Don't miss readers comments on Kristof's post. More than one notes that if an "ism" is at play, it's nepotism, not sexism.

In her column today, Gail Collins also takes up the "fairness question." She begins by observing that New York is taking Caroline seriously and suggests it is with good reason. Collins notes Kennedy's extraordinary success as a fundraiser, while also distinguishing between the good causes for which Kennedy has raised money in the past and the distinct challenge of political fundraising. She also views Kennedy as having other important political skills, saying, "it's easy to imagine Kennedy doing a Hillary-like 'listening tour,' having round-table discussions about the dairy compact or broadband access."

Collins acknowledges that picking Kennedy may not be "fair," but then life rarely is. Collins seems a bit more positive than Kristof about the prospect and potential of Caroline Kennedy as U.S. Senator. And, hmmm, Collins doesn't mention sexism, perhaps because she does not see it as a force or issue in Paterson's decision.

Monday, December 15, 2008

An academic study of "Gender's Role in the 2008 Presidential Campaign"
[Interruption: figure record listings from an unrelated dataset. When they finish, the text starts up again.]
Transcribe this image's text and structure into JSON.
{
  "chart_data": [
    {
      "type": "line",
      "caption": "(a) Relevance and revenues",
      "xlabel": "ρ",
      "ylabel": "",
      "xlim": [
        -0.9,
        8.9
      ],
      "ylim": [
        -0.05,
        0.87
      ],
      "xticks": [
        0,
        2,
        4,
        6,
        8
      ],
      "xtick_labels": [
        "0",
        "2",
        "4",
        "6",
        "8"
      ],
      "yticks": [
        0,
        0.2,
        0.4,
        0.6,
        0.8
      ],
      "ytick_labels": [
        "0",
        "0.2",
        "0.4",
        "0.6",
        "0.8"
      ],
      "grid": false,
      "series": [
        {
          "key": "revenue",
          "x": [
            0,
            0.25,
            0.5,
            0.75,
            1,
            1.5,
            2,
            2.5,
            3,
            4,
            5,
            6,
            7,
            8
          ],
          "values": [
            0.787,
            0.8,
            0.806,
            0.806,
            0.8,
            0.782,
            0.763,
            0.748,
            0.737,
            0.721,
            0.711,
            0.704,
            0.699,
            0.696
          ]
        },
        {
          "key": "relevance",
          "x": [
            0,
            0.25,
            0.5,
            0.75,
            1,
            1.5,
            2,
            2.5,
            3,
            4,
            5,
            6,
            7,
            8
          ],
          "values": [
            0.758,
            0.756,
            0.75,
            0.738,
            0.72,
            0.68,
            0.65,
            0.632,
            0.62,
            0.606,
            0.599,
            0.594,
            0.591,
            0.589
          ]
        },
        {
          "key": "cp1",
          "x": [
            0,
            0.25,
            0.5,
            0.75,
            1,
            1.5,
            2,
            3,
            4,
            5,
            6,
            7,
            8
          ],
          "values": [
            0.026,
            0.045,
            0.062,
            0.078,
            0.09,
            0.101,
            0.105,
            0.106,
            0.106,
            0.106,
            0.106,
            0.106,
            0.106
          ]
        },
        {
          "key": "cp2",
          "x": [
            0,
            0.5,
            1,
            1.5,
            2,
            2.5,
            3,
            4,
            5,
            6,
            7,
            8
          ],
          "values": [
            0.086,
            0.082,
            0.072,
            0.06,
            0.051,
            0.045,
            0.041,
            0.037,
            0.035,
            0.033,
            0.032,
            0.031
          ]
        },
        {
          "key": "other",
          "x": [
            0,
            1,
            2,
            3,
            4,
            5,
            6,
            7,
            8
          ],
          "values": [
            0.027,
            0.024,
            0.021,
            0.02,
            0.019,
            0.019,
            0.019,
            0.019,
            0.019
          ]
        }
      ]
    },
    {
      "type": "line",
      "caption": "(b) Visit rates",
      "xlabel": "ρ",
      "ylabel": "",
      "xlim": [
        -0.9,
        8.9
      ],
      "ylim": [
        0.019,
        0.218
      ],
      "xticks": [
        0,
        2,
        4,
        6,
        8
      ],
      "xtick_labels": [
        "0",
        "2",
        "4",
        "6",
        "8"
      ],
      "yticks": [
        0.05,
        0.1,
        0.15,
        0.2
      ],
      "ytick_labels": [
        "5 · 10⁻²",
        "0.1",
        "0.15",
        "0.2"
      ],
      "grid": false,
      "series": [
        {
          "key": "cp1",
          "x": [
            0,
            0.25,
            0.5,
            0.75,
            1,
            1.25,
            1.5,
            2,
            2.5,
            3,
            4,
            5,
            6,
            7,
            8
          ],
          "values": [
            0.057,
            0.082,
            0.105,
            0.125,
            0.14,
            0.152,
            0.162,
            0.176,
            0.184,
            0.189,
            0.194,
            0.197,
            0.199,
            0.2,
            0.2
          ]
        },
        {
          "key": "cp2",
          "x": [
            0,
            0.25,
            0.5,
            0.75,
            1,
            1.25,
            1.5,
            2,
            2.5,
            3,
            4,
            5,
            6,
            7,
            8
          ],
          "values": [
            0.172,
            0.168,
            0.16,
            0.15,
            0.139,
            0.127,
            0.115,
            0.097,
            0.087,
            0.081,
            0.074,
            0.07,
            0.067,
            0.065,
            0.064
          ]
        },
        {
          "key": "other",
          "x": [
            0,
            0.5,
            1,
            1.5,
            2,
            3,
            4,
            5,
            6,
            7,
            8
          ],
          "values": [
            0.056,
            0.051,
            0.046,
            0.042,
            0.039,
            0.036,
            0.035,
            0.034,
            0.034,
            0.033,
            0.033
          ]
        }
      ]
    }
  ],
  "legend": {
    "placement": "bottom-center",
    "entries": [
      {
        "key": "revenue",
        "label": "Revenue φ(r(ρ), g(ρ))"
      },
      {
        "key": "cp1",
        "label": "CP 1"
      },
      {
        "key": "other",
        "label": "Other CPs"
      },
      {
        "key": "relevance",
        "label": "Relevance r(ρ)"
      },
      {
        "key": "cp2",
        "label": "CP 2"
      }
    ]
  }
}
Here is the abstract, which I just saw on ssrn.com:

Scholars, and even the presidential candidates, have described the 2008 election as an extended interview process for a high-ranking job. Following that characterization of the Presidential race, questions about sexism and gender bias along the campaign trail implicate the law. Title VII protects individuals from sex bias in the workplace. And while modern conceptions of how such bias actually operates, largely drawn from social and cognitive psychology, aids legal decision-makers in determining whether such bias indeed took place in any particular case, greater insight into the intersection of psychology and the law is needed. Here, we explore the role of sexism and implicit (subconscious) gender bias in the Presidential race through the lens of Title VII. Further, we buttresses the proposition put forth by a growing body of legal scholars that the role of implicit attitudes in decision-making has significant implications for Title VII jurisprudence.

Download the full paper by Quinetta Robertson and Gregory Scott Parks here.